Recently I learnt that transformers are used in the national grid to increase the voltage, so we get less current. But my understanding V=IR and by increasing the voltage we get more current, so what is going on?
Somehow told me that we should use the power formula instead, but why should we use this one instead of Ohms law? I'm slightly confused.
In addition why is power transmission cheaper when the voltage is extremely high in the national grid?
Proper answers to your questions require an understanding of a complete power transmission circuit – the simplest possible will do.

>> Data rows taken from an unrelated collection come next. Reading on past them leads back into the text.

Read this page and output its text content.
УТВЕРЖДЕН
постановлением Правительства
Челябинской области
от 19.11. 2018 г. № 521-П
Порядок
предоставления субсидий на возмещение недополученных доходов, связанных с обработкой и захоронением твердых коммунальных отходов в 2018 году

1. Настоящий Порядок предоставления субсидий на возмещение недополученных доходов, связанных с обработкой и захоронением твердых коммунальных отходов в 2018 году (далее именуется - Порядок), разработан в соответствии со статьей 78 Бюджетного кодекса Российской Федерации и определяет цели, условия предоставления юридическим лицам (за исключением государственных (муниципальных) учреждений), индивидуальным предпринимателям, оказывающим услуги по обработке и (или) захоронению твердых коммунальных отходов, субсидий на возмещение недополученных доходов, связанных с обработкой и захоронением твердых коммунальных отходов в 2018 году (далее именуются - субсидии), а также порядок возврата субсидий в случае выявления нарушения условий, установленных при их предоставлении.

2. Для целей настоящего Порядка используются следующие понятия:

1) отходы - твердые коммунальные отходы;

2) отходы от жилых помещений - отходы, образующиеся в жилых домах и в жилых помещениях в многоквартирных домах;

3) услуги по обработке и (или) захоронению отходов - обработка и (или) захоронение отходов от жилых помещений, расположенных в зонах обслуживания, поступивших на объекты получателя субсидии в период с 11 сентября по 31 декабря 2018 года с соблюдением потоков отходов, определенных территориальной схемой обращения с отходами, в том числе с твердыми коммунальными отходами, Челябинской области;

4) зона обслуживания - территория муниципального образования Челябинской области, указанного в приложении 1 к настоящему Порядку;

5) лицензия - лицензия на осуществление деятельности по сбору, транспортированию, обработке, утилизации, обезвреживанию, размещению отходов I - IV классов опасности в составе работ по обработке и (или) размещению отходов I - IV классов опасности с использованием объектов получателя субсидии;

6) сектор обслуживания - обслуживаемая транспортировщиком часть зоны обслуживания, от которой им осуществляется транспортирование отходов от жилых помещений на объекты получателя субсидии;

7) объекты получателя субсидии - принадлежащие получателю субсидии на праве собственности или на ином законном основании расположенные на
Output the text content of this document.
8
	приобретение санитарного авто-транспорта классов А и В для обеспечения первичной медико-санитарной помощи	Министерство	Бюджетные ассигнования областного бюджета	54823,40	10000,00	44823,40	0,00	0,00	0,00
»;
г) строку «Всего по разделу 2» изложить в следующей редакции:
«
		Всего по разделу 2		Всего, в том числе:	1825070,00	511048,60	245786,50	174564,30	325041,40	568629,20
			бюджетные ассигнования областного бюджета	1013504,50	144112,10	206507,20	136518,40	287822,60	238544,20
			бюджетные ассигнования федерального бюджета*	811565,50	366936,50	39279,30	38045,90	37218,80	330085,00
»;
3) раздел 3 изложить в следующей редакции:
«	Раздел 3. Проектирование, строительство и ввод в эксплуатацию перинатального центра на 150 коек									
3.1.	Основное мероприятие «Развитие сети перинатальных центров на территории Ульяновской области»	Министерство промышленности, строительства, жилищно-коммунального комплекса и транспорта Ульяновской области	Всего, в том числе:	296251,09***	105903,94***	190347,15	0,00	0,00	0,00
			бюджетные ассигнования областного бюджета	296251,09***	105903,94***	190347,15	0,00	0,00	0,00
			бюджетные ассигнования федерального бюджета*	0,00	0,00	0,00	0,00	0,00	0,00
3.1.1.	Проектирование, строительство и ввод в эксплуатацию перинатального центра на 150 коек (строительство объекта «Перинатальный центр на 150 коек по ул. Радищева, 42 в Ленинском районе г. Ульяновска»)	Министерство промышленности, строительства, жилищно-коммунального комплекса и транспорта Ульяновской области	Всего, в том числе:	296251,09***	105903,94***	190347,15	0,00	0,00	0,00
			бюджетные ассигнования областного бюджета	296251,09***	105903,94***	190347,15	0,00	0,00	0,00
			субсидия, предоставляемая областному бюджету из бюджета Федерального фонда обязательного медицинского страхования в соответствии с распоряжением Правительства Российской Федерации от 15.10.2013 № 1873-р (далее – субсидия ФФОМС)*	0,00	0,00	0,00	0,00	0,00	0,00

The diagrams show circuits for supplying a consumer with 10 A at 230 V. [The voltages and currents are rms values.] The top circuit uses no transformers; the bottom one uses a 1:10 step-up and a 10:1 step-down transformer. The same transmission wires (1.5 ohm each) are used in each case. To understand why the voltages are as shown, work from right to left.
"But my understanding V=IR and by increasing the voltage we get more current"
You're assuming that the resistance of the circuit fed by the output of the step-up transformer is the same as that of the circuit that would be used with no step-up transformer (26 ohm in my top circuit). This is not so. The high voltage circuit that is used with the step-up transformer has a much higher resistance because it contains the step-down transformer's primary. (This, in my bottom circuit, behaves like a 2300 ohm resistance when power is being supplied to the consumer.)
Thus the current in the high voltage circuit is less than that in the transformerless circuit, yet the same power ($VI$) can be transmitted. A smaller current in the wires (resistance $R$) transmitting the power implies that less power ($I^2R$) is wasted heating these wires. This answers the query in your last paragraph.
Note that power transmission, even my highly simplified version above, is quite involved, requiring the use of the ideal transformer equation, $V_pI_p=V_sI_s$ and Ohm's law as well as the current and voltage rules for series circuits.